Practical guide for a short pilot

How Iraqi colleges can run a 2–4 week WhatsApp AI pilot

The idea is simple: you don’t have to change everything on day one. Test the AI assistant with one department, for a limited period, and a limited number of messages — then decide whether to expand.

1. Choose one department and one clear goal

For example: “Answer admission questions for first-year applicants in the Computer Science department.”

Avoid trying to cover all departments on day one. One focused area will give you clean feedback and clear numbers.

2. Prepare 3–5 official documents

Start with PDFs or Word files you already use: admission guide, tuition fees table, important dates, required documents, and common rules.

The assistant will rely on these documents, so they should be up-to-date and clearly written.

3. Limit the pilot to 2–4 weeks and a small message quota

Tell your team: “This is a pilot for 2–4 weeks, with a limited number of messages in the wallet.”

This helps everyone feel safe to try it, knowing there is a clear start and end.

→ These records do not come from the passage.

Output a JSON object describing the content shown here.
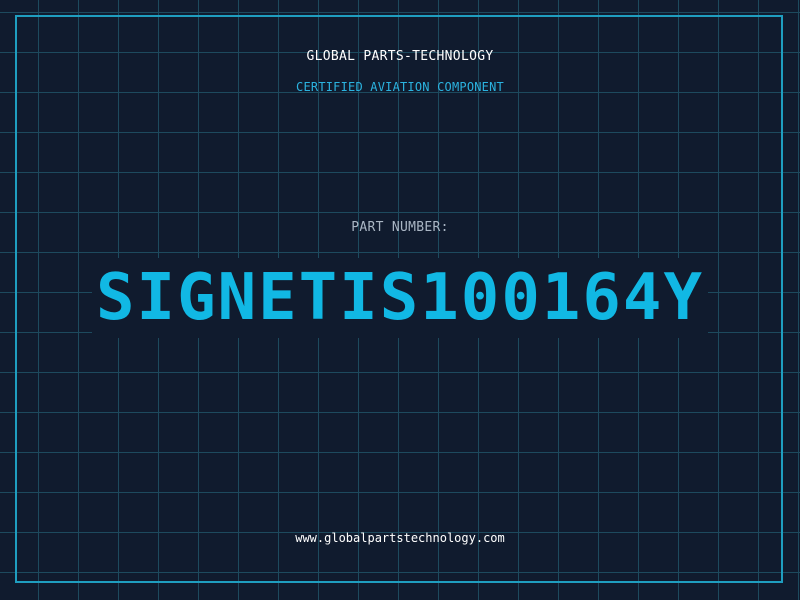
{
  "header": {
    "company_name": "GLOBAL PARTS-TECHNOLOGY",
    "subtitle": "CERTIFIED AVIATION COMPONENT"
  },
  "part": {
    "label": "PART NUMBER:",
    "number": "SIGNETIS100164Y"
  },
  "footer": {
    "website": "www.globalpartstechnology.com"
  },
  "colors": {
    "background": "#101b2e",
    "grid": "#1d4a5e",
    "frame": "#1f9ec0",
    "accent": "#11b8e4",
    "subtitle": "#2bb3e0",
    "label": "#aab6c4",
    "text": "#ffffff"
  }
}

4. Inform students in 2–3 simple lines

Use a simple message on your social channels or website: “You can now ask your admission questions via WhatsApp. This is an AI assistant based on our official documents. For special cases, please visit the college.”

Make it clear that this tool helps with common questions, not with every rare case.

5. Measure success with 3 simple numbers

Total number of questions handled by the assistant.

Estimated phone calls reduced (ask your staff: “Did phone pressure drop?”).

Student satisfaction: ask a few students informally if the answers were helpful.

If the pilot works, expansion is easy

Once one department is stable, you can add more departments, more documents, and more phone numbers step by step.

The goal of the pilot is not perfection; it’s to prove that many questions can be answered automatically without losing control.